Vragen over de inhoud van het filmpje
1. Wat wordt er bedoeld met 'zelfmanagement' in de zorg?
Zelfmanagement betekent dat iemand met een (chronische) aandoening zelf actief betrokken is bij het omgaan met zijn ziekte, behandeling, symptomen, leefstijl en de psychologische gevolgen daarvan. Het draait om het maken van keuzes en het nemen van verantwoordelijkheid voor de eigen gezondheid.
2. Waarom is zelfmanagement belangrijk voor mensen met een chronische aandoening?
Omdat zij vaak langdurig of levenslang met hun aandoening moeten leren omgaan. Zelfmanagement helpt hen om beter grip te krijgen op hun dagelijks leven, om complicaties te voorkomen en om de kwaliteit van leven te verbeteren. Het geeft hen meer autonomie en controle.
3. Noem drie taken die iemand met een chronische aandoening zelf kan uitvoeren.
Medicatie op de juiste manier en op tijd innemen
Gezonde leefstijl aanhouden (zoals voeding, beweging, stoppen met roken)
Signaleren van symptomen of verslechtering en daarop actie ondernemen
4. Wat is het verschil tussen zelfredzaamheid en zelfmanagement?
Zelfredzaamheid gaat over het zelfstandig kunnen uitvoeren van dagelijkse handelingen zoals wassen, aankleden, boodschappen doen.
Zelfmanagement gaat dieper en richt zich op het omgaan met een ziekte of aandoening: beslissingen nemen, symptomen monitoren, en gedrag aanpassen.
Kortom: zelfredzaamheid = doen, zelfmanagement = denken en regie voeren.
5. Waarom is het belangrijk dat zorgverleners zelfmanagement ondersteunen?
Omdat patiënten dan beter in staat zijn om met hun aandoening om te gaan. Goede ondersteuning leidt tot betere behandelresultaten, minder ziekenhuisopnames en hogere tevredenheid. Zorgverleners kunnen motiveren, voorlichten en samen doelen stellen.

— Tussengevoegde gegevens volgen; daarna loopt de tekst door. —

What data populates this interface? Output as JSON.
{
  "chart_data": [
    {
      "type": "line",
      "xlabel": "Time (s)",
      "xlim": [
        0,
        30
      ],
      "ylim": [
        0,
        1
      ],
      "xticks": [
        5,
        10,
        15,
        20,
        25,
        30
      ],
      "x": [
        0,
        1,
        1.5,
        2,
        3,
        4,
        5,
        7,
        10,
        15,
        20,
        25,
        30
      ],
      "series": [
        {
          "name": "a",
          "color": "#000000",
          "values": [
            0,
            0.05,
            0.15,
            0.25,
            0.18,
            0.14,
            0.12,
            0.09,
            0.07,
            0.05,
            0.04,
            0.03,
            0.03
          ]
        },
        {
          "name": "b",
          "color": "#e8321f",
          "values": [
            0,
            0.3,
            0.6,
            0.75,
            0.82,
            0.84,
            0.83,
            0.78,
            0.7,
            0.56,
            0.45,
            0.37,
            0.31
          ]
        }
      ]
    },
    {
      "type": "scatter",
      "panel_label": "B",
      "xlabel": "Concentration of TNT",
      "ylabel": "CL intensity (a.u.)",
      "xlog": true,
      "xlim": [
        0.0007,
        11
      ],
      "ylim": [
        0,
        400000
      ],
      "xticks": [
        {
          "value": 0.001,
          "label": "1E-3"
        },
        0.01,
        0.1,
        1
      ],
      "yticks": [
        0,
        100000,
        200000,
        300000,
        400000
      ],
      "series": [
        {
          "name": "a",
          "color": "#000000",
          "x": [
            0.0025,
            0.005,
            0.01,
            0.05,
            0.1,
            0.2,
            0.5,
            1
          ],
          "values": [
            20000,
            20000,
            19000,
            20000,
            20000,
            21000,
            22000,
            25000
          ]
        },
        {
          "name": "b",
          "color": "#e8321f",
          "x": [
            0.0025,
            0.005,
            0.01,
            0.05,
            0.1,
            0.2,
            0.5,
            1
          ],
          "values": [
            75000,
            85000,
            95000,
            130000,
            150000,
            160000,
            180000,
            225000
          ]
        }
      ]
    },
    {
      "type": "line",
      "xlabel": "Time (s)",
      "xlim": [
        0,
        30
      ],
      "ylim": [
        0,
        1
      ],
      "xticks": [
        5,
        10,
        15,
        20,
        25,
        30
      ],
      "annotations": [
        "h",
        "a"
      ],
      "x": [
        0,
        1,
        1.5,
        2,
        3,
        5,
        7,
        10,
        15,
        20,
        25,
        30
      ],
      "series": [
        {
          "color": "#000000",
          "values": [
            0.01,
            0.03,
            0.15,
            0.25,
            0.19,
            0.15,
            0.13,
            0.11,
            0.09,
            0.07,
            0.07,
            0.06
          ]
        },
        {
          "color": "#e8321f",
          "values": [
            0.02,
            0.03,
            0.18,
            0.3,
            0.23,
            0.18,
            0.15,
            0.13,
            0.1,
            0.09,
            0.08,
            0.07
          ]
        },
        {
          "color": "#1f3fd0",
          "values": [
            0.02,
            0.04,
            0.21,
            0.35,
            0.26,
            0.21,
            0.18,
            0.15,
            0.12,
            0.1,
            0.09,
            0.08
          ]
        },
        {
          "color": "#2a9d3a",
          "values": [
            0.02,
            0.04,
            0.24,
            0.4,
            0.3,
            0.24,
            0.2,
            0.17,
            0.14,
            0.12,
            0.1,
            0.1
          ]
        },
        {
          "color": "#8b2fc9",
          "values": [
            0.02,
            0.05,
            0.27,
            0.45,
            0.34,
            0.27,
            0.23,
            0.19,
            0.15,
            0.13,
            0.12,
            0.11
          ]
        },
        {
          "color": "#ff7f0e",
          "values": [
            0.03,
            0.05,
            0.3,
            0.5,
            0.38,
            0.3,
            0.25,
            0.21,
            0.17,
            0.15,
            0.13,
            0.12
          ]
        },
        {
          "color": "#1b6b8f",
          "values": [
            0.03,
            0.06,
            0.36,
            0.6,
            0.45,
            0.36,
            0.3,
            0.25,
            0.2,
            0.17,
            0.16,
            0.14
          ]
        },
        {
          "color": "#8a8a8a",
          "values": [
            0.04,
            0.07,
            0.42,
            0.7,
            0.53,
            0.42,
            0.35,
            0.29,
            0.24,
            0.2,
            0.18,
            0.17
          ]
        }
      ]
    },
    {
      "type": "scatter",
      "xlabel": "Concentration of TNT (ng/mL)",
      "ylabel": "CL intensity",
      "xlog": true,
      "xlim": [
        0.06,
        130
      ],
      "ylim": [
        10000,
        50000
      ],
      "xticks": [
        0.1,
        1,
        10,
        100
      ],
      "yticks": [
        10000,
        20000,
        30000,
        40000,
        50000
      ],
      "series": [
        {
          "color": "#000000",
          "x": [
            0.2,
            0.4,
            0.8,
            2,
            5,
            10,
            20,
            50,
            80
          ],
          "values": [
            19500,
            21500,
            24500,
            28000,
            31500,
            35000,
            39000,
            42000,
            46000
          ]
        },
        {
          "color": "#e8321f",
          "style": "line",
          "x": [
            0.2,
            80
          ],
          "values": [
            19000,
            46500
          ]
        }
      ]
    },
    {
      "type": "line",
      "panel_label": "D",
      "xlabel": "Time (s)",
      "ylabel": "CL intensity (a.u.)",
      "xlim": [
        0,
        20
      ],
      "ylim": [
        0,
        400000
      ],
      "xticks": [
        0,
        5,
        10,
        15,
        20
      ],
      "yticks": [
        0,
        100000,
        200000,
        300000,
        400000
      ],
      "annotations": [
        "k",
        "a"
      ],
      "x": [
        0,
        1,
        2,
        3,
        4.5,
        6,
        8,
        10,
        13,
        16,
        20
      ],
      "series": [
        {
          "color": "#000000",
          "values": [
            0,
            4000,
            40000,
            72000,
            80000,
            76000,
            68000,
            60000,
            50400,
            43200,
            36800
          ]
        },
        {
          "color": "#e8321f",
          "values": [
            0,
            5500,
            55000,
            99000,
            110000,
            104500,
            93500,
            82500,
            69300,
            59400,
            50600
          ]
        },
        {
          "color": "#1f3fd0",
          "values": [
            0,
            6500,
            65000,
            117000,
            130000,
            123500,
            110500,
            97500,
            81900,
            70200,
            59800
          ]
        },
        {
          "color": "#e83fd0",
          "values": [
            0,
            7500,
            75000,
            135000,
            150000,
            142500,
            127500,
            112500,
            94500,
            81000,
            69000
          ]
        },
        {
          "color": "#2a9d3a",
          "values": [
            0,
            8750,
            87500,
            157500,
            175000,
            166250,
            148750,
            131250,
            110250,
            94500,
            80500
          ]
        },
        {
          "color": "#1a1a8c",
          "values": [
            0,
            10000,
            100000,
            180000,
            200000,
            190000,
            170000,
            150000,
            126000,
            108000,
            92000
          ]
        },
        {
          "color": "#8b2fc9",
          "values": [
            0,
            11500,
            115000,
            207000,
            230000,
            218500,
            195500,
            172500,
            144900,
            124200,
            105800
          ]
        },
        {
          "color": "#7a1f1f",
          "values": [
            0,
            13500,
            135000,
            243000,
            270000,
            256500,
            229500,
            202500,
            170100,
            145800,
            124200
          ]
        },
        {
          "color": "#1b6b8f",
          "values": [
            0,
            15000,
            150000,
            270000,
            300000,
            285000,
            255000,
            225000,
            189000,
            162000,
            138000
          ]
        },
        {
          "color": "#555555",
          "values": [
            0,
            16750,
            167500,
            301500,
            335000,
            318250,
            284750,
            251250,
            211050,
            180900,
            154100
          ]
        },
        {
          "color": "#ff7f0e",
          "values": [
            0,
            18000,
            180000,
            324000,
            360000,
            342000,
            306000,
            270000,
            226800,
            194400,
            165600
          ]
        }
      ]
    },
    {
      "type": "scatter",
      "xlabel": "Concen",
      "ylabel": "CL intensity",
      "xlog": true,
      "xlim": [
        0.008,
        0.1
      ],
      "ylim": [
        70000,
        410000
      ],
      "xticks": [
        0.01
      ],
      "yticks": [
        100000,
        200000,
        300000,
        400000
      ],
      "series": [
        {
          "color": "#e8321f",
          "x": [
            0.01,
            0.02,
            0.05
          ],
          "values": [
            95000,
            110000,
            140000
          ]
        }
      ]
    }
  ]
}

📌 Vragen over het toepassen van kennis
1. Kun je een voorbeeld geven van een situatie waarin zelfmanagement belangrijk is?
Een patiënt met diabetes type 2 moet dagelijks zelf zijn bloedsuiker meten, letten op voeding, beweging en op tijd insuline spuiten. Goed zelfmanagement voorkomt complicaties zoals neuropathie of nierfalen.
2. Hoe zou je als verpleegkundige iemand kunnen helpen bij het verbeteren van zijn zelfmanagement?
Voorlichting geven over de ziekte en behandelmogelijkheden
Samen doelen stellen (bijv. stoppen met roken of meer bewegen)
Motiveren en coachen op gedragsverandering
Eenvoudige hulpmiddelen aanreiken (zoals een app of een dagboek)
Bespreken wat iemand zelf wil en kan doen
3. Wat zou je doen als een patiënt moeite heeft met het toepassen van zelfmanagement?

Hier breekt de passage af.